(Updating to add detail)
BEIJING, March 14 (Reuters) - China’s coal output fell 1.7 percent in the first two months of the year, even after Beijing urged miners to ramp up output to replenish supplies during the cold winter months, reversing tough measures to cut the country’s reliance on fossil fuels.
Miners produced 506.78 million tonnes of coal in January and February, the National Bureau of Statistics said.
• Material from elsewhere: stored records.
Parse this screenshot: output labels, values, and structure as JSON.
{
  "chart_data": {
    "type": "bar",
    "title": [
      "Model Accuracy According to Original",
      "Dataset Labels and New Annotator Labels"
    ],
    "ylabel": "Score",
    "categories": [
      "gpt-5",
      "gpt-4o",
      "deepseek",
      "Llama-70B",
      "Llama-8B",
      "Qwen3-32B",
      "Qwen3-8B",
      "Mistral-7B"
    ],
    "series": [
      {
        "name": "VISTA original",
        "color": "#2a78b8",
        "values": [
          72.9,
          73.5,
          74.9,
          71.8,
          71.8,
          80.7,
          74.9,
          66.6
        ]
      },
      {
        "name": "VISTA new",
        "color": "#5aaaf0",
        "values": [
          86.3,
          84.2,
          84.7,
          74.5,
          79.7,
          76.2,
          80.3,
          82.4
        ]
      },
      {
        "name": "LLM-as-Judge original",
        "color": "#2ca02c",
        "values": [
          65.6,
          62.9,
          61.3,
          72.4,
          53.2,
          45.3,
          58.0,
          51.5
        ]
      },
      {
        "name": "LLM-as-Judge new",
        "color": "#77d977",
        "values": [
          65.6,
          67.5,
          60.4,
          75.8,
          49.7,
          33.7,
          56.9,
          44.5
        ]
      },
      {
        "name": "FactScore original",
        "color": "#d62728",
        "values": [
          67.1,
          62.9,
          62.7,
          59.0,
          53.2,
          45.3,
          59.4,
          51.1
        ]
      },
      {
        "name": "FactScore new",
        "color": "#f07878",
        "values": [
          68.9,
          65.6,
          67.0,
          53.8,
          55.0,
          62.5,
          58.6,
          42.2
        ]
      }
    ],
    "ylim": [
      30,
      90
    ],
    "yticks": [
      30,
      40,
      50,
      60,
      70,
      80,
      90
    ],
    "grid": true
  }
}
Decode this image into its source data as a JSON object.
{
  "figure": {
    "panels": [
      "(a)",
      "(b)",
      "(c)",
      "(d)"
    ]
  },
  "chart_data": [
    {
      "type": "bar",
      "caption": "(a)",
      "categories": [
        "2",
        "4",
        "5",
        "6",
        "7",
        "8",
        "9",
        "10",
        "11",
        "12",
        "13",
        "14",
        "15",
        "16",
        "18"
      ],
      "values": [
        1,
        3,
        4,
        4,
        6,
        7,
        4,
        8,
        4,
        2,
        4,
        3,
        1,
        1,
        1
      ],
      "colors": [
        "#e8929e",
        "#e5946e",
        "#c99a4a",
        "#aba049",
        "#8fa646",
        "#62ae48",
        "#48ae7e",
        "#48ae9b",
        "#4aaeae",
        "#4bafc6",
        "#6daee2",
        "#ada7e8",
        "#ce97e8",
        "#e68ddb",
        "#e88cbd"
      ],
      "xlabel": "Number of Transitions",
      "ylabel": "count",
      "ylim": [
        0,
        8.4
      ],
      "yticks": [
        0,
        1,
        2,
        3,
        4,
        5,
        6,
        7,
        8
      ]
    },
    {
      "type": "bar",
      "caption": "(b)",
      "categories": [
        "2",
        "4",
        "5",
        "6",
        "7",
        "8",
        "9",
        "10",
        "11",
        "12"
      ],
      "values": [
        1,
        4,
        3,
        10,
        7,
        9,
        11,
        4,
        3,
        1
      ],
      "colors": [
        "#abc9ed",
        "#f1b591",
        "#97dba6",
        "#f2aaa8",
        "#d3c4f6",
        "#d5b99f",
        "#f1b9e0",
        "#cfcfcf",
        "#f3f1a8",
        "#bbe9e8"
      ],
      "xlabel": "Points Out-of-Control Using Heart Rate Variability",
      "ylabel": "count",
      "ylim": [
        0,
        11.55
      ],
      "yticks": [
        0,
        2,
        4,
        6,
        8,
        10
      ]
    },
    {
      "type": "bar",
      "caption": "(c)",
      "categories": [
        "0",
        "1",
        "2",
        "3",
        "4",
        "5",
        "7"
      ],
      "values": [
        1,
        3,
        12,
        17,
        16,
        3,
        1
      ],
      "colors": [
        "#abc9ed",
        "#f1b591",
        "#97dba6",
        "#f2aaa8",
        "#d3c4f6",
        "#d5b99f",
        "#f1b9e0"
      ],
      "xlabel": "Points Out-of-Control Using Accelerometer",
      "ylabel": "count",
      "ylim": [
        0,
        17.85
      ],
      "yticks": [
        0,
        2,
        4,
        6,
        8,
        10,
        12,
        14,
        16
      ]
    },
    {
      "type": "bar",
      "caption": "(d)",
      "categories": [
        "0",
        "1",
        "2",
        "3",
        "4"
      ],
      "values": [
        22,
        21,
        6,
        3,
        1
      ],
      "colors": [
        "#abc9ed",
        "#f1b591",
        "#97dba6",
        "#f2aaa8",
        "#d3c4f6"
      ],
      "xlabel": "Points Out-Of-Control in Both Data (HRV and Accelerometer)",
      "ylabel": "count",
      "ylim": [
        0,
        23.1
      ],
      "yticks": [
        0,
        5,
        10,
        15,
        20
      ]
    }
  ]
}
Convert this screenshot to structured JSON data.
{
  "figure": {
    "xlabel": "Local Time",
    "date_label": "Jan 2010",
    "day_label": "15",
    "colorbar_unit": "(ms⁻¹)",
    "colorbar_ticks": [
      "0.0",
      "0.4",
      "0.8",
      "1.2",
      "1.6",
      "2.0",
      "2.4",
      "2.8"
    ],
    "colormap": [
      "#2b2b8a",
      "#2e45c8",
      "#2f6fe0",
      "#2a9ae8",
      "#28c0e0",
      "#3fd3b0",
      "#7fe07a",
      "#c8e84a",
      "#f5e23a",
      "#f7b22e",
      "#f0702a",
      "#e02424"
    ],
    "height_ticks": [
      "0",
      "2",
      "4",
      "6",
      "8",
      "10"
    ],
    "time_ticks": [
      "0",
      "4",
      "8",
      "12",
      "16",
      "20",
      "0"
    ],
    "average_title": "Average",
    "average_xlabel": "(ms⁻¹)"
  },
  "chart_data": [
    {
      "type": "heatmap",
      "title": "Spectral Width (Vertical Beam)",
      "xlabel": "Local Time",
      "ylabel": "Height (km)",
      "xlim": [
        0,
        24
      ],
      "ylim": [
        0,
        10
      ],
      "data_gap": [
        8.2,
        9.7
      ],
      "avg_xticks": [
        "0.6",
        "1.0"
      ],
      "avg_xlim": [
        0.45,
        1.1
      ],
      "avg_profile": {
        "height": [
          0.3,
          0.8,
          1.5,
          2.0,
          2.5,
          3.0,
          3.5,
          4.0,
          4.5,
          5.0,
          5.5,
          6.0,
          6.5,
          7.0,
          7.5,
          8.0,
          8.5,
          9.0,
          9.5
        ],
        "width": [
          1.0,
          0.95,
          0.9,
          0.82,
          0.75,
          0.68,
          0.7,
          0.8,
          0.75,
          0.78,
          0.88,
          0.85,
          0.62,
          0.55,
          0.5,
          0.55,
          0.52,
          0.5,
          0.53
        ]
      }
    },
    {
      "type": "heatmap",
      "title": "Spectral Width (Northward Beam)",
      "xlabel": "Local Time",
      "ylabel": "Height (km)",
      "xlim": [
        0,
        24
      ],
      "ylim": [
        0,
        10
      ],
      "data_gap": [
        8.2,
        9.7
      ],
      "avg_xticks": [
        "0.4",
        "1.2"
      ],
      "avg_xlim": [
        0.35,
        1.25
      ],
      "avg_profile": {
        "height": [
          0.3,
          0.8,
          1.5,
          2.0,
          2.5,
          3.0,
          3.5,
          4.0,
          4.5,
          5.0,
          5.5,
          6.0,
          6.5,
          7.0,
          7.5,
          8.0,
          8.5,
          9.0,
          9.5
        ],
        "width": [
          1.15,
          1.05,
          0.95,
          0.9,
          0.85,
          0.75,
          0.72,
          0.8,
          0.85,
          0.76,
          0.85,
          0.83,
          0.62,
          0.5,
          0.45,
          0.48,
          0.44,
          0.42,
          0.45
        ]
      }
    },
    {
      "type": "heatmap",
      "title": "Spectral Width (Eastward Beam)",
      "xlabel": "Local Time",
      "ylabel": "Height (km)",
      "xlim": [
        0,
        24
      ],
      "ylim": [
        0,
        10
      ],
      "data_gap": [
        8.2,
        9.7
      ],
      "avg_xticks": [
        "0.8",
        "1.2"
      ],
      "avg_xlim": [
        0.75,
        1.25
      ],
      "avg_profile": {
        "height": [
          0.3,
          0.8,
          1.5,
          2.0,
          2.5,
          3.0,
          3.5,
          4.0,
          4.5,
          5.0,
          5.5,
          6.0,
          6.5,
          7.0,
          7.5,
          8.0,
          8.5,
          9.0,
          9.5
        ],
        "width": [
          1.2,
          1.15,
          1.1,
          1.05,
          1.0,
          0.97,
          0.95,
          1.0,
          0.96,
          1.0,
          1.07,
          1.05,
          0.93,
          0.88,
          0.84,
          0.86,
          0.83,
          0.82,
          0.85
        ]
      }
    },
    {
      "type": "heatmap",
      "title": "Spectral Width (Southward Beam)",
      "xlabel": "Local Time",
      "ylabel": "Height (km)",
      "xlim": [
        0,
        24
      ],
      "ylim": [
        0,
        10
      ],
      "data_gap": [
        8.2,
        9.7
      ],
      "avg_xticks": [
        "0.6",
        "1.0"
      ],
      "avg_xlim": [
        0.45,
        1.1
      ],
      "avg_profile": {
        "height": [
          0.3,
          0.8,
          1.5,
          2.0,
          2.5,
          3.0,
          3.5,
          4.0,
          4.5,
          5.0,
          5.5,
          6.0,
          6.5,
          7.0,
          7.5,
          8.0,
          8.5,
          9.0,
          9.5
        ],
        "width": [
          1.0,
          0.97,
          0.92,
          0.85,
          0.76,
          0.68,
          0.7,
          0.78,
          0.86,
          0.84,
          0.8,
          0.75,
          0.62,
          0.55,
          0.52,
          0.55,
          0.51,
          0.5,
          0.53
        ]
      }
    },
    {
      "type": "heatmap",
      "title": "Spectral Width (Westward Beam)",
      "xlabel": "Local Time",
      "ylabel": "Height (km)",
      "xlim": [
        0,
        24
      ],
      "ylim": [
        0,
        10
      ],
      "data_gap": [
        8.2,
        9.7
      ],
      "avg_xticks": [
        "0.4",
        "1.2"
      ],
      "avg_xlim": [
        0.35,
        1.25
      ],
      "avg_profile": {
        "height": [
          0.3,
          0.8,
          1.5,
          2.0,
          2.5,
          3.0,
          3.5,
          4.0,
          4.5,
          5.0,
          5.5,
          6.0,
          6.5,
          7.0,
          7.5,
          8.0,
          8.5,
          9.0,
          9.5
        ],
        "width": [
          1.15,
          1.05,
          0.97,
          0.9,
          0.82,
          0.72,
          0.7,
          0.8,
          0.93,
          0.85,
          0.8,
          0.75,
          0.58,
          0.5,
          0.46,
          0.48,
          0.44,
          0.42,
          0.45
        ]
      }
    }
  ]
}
That compares with 513.5 million tonnes in the first two months of 2016 and 546.5 million tonnes in 2015.
The Statistics Bureau provided information for January and February together to smooth the impact of the Lunar New Year holiday, and did not give a separate monthly breakdown.
In November, the government lifted a limit on the number of days thermal coal miners can operate each year, in a bid to meet surging demand from utilities during the months-long winter heating season.
Major coal miners have since been pushing for Beijing to reinstate the limits on output after the key winter heating season due to weakening demand and growing supply.
The country’s state planner signaled last week that it will not introduce such drastic measures this year, chastened by last year’s wild markets.
Even so, Beijing continues to crack down on the country’s inefficient and ageing excess mining capacity. The world’s top coal consumer has vowed to cut more than 150 million tonnes of excess capacity this year.